Craig Stadler won with a par on the first extra hole (No. 10). Stadler was only in the playoff because he blew a 6-shot lead with nine holes to play.


  • Fuzzy Zoeller, 4-3
  • Ed Sneed, 4-4
  • Tom Watson, 4-4

This was the first sudden-death playoff in Masters history, and it was won by Fuzzy Zoeller. Prior to this, playoffs had been a full 18 holes (or 36 holes, once). But in 1976, The Masters switched to a sudden-death playoff format. This tournament is perhaps better-known for the way Ed Sneed lost: he led by three with three holes to play, but bogied all three holes. Zoeller won with a birdie on the second extra hole when both Sneed and Tom Watson parred.


  • Billy Casper, 69
  • Gene Littler, 74

This was the final 18-hole playoff before The Masters switched to the sudden-death format. It paired two lifelong friends who grew up together in San Diego, Calif. It was Billy Casper's second win of a major championship via playoff, and the third of his three majors; it was Gene Littler's first of two playoff losses in majors.


  • Jack Nicklaus, 70
  • Tommy Jacobs, 72
  • Gay Brewer, 78

One year after Jack Nicklaus ran away with the title, he won again, but this time in a 3-way playoff. Nicklaus thus became the first back-to-back winner of The Masters. Gay Brewer could have won in regulation with a par on the 72nd hole, but bogeyed. Brewer returned to win the 1967 Masters, however.


  • Arnold Palmer, 68
  • Gary Player, 71
  • Dow Finsterwald, 77

Arnold Palmer won his third Masters title in the first 3-man playoff in tournament history. It was revenge of a sort for Palmer against Gary Player, who one year earlier caught and passed Palmer on the final green to deny Arnie the win.


  • Sam Snead, 70
  • Ben Hogan, 71

This was Ben Hogan's second loss in a Masters playoff, both losses by one stroke. And it was Sam Snead's third Masters title and his seventh and final victory in a major championship. Hogan remains the only golfer to lose twice in Masters playoffs.


  • Byron Nelson, 69
  • Ben Hogan, 70

In 1927, Byron Nelson, age 15, beat Hogan, age 15, for the caddie championship of Glen Garden Country Club in Fort Worth, Texas. Fifteen years later, they met in this playoff for a slightly more prestigious title, and Nelson was the winner again. It was the first of Hogan's two playoff losses at The Masters. And it was Nelson's second win of a major via playoff (the 1939 U.S. Open was his first such victory).


  • Gene Sarazen, 71-73--144
  • Craig Wood, 75-74--149

The first playoff at The Masters was also its only 36-hole playoff.
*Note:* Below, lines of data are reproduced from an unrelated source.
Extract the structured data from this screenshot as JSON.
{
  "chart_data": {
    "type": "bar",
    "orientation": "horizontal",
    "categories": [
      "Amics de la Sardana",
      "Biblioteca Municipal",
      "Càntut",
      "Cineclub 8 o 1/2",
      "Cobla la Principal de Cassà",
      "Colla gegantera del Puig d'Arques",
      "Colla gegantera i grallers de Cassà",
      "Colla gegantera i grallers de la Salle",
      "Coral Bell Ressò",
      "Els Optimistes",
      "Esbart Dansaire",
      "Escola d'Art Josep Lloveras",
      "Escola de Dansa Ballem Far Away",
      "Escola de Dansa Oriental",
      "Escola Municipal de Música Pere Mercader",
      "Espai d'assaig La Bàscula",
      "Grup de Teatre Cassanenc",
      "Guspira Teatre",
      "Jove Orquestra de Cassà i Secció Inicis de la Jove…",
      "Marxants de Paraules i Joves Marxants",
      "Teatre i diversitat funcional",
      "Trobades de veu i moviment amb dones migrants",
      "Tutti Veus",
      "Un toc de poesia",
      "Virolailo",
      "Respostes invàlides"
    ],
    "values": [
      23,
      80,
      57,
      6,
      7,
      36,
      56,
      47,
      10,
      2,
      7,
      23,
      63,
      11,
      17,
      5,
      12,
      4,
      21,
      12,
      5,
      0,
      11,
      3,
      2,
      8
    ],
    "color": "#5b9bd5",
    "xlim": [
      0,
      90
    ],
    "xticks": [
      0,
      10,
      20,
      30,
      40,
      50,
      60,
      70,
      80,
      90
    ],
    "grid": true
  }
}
It's a playoff that many fans may not even realize happened - because this is the tournament in which Gene Sarazen struck his "Shot Heard 'Round the World." A common misconception is that Sarazen's hole-out for double eagle on the 16th hole won him the tournament. It didn't, it merely helped him get into a playoff against Craig Wood. And in the playoff, Sarazen was never really challenged. Sarazen's win here made him the first golfer to complete what we now call the career grand slam (wins in all four of the professional majors). This was Wood's third loss in extra holes at a major; he eventually became the first golfer to lose in playoffs at all four pro majors (although he did later win two of them, including the 1941 Masters).